Разум напоминает: тебе шестьдесят семь. Сколько еще лет для хирургии? Три? Пять? Трудно предположить больше. А потом?
Память говорит: было удовольствие в творчестве. Было, даже если отвергали его продукт – за ошибки или по неприемлемости.
Но тебе 67! Пропустить три-пять лет, что останется? Не поздновато ли будет? Вот я и колеблюсь между хирургией и дальними целями уже пятнадцать лет.
Время неумолимо. Шагреневая кожа жизни все уменьшается и уменьшается, логика сокращает возможные сроки планов на будущее. В молодости кажется: всего можно достичь! Даже не заметишь, как подходит время, и встают иные мысли: «На это и на это уже не хватит времени. Сократись!» Незаметно придет момент, когда скажешь себе: «Завод кончился!» Впрочем, это, кажется, будет нестрашно.
Закруглимся: решение не принято, Снова компромиссы, как было раньше.
Пока я буду писать три дня в неделю. Осмысливание на бумаге плодов прежних размышлений. Хотя «мысль изреченная есть ложь», но в то же время она уже внешняя модель. Изложение – это кристаллизация мыслей. Их новое познание.
Поскольку открытий не ожидается, то меня интересуют только вечные вопросы.
«Что есть истина? Разум? Природа человеческая – физическая и психическая. Взаимодействие людей и общества с природой. Жизнь и смерть... и переходный процесс – старость...»
От жизненных наблюдений и воспоминаний очень хочется протянуть ниточки к этим самым «вечным вопросам». Не знаю, удастся ли. Другая цель – познание самого себя. Это тоже вечная тема.
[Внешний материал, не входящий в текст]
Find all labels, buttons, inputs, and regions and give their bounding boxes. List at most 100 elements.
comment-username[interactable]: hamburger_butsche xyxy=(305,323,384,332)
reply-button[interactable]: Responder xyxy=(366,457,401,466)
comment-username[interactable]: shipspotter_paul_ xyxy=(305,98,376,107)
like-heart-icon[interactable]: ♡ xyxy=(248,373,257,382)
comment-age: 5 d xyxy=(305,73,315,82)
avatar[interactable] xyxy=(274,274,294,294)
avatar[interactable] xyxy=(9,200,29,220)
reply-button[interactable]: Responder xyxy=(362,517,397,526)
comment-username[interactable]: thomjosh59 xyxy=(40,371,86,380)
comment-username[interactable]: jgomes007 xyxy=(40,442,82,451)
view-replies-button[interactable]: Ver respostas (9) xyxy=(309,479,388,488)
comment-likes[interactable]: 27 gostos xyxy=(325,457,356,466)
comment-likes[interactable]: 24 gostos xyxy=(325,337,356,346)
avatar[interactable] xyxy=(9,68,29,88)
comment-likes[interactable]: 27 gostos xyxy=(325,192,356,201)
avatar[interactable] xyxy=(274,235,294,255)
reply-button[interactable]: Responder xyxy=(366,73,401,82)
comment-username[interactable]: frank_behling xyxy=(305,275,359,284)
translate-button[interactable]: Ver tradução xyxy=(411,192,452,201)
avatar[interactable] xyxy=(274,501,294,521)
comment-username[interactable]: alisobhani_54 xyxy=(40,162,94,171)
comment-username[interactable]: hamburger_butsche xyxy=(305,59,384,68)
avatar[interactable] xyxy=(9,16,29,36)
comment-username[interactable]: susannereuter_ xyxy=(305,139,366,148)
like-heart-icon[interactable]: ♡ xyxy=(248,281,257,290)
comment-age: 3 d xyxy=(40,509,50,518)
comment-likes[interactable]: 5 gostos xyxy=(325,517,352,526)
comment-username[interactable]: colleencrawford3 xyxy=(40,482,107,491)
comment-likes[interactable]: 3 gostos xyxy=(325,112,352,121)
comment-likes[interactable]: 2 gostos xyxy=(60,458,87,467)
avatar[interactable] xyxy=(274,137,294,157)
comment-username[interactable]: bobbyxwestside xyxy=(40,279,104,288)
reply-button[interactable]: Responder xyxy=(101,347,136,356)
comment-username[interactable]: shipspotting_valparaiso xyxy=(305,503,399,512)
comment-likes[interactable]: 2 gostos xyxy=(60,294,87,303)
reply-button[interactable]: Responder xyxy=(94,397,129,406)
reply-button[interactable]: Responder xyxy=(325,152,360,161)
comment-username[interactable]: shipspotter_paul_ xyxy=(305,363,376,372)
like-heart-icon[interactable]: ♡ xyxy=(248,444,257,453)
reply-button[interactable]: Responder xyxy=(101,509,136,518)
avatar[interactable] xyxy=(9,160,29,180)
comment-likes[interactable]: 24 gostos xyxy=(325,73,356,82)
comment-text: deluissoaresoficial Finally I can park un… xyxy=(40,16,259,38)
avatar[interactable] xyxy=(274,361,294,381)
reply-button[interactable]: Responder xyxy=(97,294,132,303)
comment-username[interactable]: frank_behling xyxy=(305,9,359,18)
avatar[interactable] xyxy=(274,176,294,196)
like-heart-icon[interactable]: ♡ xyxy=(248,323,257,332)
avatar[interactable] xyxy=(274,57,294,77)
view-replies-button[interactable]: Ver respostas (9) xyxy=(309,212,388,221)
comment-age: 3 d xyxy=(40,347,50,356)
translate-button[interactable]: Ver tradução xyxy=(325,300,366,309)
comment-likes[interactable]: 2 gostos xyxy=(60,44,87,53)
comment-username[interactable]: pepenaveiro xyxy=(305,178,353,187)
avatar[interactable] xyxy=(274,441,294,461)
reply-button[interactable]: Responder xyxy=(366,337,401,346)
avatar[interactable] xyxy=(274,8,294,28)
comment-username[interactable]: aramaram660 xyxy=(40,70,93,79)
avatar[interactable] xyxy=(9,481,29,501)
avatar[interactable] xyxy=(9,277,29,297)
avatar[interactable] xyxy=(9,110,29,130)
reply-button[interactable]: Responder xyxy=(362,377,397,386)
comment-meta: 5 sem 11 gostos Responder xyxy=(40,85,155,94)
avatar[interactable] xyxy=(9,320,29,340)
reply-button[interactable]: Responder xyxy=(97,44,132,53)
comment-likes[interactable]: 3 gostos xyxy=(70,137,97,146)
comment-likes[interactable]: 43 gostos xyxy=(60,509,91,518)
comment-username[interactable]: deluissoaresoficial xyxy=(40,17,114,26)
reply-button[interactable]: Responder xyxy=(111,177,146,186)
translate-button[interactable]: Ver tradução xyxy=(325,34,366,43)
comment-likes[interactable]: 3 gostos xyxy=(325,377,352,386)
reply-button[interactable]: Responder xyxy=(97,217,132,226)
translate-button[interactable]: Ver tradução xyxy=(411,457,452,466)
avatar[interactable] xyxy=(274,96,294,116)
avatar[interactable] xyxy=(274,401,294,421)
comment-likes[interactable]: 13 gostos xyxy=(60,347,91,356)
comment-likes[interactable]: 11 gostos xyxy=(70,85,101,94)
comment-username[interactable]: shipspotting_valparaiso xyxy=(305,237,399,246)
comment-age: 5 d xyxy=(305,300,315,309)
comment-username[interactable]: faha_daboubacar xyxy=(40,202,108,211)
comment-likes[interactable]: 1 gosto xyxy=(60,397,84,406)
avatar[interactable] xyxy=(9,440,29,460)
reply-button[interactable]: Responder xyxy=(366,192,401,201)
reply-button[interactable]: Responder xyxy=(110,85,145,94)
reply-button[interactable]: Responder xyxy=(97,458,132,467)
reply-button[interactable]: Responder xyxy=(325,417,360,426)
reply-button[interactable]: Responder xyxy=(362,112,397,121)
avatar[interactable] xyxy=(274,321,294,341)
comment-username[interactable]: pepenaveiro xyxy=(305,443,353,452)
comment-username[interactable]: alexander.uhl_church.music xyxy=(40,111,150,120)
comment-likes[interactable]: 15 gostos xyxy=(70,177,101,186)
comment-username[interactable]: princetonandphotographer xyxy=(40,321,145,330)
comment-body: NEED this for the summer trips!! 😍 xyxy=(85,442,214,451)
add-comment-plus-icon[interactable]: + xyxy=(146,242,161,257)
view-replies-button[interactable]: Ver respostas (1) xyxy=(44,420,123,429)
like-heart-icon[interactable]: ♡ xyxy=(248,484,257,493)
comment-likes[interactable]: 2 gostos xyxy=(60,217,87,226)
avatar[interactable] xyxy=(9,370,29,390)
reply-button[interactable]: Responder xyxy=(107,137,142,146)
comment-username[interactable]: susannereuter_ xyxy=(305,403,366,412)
Обратимся к сиюминутной жизни.
Только что позвонил Миша Атаманюк: плохо с больным. В прошлую среду оперировали такого жалкого мужичонку. Остапом зовут. Четвертая операция на сердце! Три комиссуротомии – в 62-м, 67-м и 73-м годах. Последние две – у нас. И теперь у него преобладает стеноз, но есть кальций, и, по последней записи в операционном журнале, створки клапана очень плотны. Решился на замену клапана не только потому, что больной просил, а и по данным Паничкина («Элема»), – можно оперировать.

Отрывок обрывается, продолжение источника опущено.